Haspe · Haspel · haspeln · abhaspeln · verhaspeln
Haspe f. in Holz oder Mauerwerk einzuschlagender ‘Eisenhaken mit Dorn’ zum Einhängen von Tür- und Fensterflügeln, auch ‘Garnwinde’, mhd. mnd. haspe, hespe ‘Türhaken, -angel, Garnwinde’, mnl. haspe ‘Garnwinde, -strang’, aengl. hæsp, hæpse ‘Klammer’, engl. hasp ‘Klammer, Garnwinde’, anord. hespa ‘Türhaken, Wollstrang’, dän. haspe ‘Eisenkrampe’ können als Bildungen mit s-haltigem Suffix zu der unter ↗-haft, ↗haben und ↗heben (s. d.) angeführten Wurzel ie. *kap- ‘fassen’ gestellt werden, wozu auch lat. capsa ‘Behältnis, Kapsel, Kasten’ (zu lat. capere ‘nehmen, fassen, ergreifen’). Haspe wäre danach als ‘das Erfassende’ zu verstehen. Oder man geht von einer Bedeutung ‘gekrümmter Gegenstand, Haken’ aus, vergleicht mnl. nl. hoep ‘Ring, Reif’, aengl. hōp, engl. hoop ‘Metallring’, anord. hōp ‘kleine Bucht’ sowie aind. cāpaḥ ‘Bogen’, lit. kabė́ti ‘(herunter)hängen’, kãbė ‘Haken, Klammer’, russ. skobá (скоба) ‘eiserne Krampe, Klammer’ und verbindet diese mit nasalhaltigem griech. skambós (σκαμβός) ‘krumm, krummbeinig’, lit. kìbti (kimbù) ‘sich anhängen’ unter Anschluß an ie. *(s)kamb-, *(s)kemb- ‘krümmen, biegen’ (wozu vielleicht auch ↗Schimpf, s. d.). Beide Herleitungsversuche sind unbefriedigend. Vielleicht sollte für das Germ. auf Grund der Bedeutungen ‘Haken, Klammer’ und ‘Garnwinde’ besser von zwei Wörtern ausgegangen werden.

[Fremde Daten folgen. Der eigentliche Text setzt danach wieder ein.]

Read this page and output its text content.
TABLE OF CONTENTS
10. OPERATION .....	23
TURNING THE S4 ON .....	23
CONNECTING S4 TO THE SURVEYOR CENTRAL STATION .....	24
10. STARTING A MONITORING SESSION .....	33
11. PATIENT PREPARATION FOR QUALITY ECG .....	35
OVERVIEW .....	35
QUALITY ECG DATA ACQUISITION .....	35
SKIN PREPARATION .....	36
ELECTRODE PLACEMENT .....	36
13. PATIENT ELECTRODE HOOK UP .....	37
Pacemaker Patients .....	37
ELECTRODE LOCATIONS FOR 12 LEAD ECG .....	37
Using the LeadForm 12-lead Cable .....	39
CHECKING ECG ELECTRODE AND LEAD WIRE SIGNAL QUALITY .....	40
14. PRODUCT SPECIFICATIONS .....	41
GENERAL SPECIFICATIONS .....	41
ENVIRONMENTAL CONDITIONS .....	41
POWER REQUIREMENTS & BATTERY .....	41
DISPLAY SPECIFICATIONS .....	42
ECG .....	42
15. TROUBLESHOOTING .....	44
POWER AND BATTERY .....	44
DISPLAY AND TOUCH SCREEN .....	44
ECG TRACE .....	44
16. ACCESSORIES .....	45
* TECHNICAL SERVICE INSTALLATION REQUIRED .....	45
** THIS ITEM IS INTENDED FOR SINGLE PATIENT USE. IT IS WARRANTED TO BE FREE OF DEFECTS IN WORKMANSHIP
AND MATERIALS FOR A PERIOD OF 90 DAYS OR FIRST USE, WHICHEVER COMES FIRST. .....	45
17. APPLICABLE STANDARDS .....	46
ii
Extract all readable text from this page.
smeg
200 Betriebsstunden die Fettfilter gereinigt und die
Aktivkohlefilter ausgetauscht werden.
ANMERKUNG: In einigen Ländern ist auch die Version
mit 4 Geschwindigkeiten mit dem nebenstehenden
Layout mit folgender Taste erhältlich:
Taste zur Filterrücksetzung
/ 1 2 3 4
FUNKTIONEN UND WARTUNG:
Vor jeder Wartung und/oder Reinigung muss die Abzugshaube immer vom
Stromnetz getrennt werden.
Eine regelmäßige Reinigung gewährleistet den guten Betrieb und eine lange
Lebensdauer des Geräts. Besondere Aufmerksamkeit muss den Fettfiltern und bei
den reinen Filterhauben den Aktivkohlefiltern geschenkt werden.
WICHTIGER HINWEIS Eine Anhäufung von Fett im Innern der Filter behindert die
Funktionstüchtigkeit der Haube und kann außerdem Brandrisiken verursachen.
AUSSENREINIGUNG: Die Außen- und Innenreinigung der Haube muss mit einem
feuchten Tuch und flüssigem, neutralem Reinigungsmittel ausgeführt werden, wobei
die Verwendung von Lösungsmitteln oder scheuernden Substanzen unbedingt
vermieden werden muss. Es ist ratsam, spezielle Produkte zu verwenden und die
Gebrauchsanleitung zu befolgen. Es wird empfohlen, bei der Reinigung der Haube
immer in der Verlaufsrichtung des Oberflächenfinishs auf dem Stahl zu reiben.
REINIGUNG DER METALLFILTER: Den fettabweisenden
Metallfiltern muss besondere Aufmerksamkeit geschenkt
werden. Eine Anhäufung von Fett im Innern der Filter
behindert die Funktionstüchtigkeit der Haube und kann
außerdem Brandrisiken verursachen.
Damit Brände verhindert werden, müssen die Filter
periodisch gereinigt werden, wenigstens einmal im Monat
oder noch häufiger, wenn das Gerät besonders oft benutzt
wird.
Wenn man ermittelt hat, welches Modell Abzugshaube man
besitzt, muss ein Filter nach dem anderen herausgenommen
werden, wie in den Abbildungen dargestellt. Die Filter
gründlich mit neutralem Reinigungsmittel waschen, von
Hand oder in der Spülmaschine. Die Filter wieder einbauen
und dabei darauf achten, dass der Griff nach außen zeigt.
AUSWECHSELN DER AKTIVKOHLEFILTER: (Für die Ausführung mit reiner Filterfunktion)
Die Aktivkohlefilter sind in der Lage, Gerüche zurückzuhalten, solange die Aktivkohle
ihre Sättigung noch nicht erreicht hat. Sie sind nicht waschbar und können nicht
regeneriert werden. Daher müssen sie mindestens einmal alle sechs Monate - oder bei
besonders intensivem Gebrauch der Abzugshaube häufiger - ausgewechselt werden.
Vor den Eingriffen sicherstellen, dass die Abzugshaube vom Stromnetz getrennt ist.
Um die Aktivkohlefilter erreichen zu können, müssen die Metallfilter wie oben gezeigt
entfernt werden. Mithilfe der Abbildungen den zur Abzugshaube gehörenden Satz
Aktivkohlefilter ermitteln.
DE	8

Haspel f. m. ‘Hebevorrichtung, Seilwinde, Gerät zum Ab- und Aufwickeln und Messen von Garn’, ahd. haspil m. ‘Garnwinde’ (um 1100), mhd. mnd. haspel m. ‘Garnwinde, Fördermaschine, Förderschacht’, mnl. nl. haspel m. ‘Garnwinde’, abgeleitet vom oben dargestellten Substantiv mit dem Suffix germ. -ila- für Gerätebezeichnungen. haspeln Vb. ‘auf eine, von einer Haspel wickeln, mit der Haspel hochwinden, hastig sprechen’, frühnhd. haspeln ‘Garn wickeln’ (15. Jh.). abhaspeln Vb. ‘mit der Haspel abwickeln, von der Haspel ablaufen lassen’ (15. Jh.), übertragen ‘hastig, leiernd hersagen’, (reflexiv) ‘sich sehr beeilen’ (18. Jh.). verhaspeln Vb. (reflexiv) ‘sich beim Sprechen verwirren’, besonders mundartlich geläufig, selten in der Schriftsprache (19. Jh.), älter ‘Garn aufwickeln’ (16. Jh.).

Thesaurus

Gastronomie/Kulinarik
Synonymgruppe
Bötel · ↗Eisbein · ↗Hachse · ↗Haxe · Hechse · ↗Schweinshachse · ↗Schweinshaxe  ●  Adlerhaxe  fränk. · ↗Gnagi  schweiz. · Haspel  hessisch · Knöchla  fränk. · ↗Stelze  österr. · ↗Wädli  schweiz. · Haxn  ugs. · Hämmche  ugs., kölsch · Schweinshaxn  ugs., bair.
Oberbegriffe
Assoziationen

Verwendungsbeispiele
maschinell ausgesucht aus den DWDS-Korpora

Wie damals widerrufen, nachdem der Lehrer Haspel aus der Schule verbannt worden war.
Neutsch, Erik: Spur der Steine, Halle: Mitteldeutscher Verl. 1964 [1964], S. 78
Denn auf dem konventionellen Weg gestalten sich die von Haspel organisierten Schwertransporte zunehmend kompliziert.
Die Zeit, 31.10.1997, Nr. 45
Darauf hat der Chef der Vereinigung der Landesdenkmalpfleger, Jörg Haspel, hingewiesen.
Die Welt, 26.10.2000
Sie notieren jede unserer Bewegungen, jedes Stottern und Haspeln, jeden unkonzentriert im Raum schweifenden Blick.
Süddeutsche Zeitung, 09.10.1999
Aufgrund solcher Erfahrungen fordert Landeskonservator Jörg Haspel für den Verkauf landeseigener Objekte ein spezielles Denkmal-Marketing.
Der Tagesspiegel, 07.04.2001
Zitationshilfe
„Haspel“, bereitgestellt durch das Digitale Wörterbuch der deutschen Sprache, <https://www.dwds.de/wb/Haspel>, abgerufen am 12.11.2019.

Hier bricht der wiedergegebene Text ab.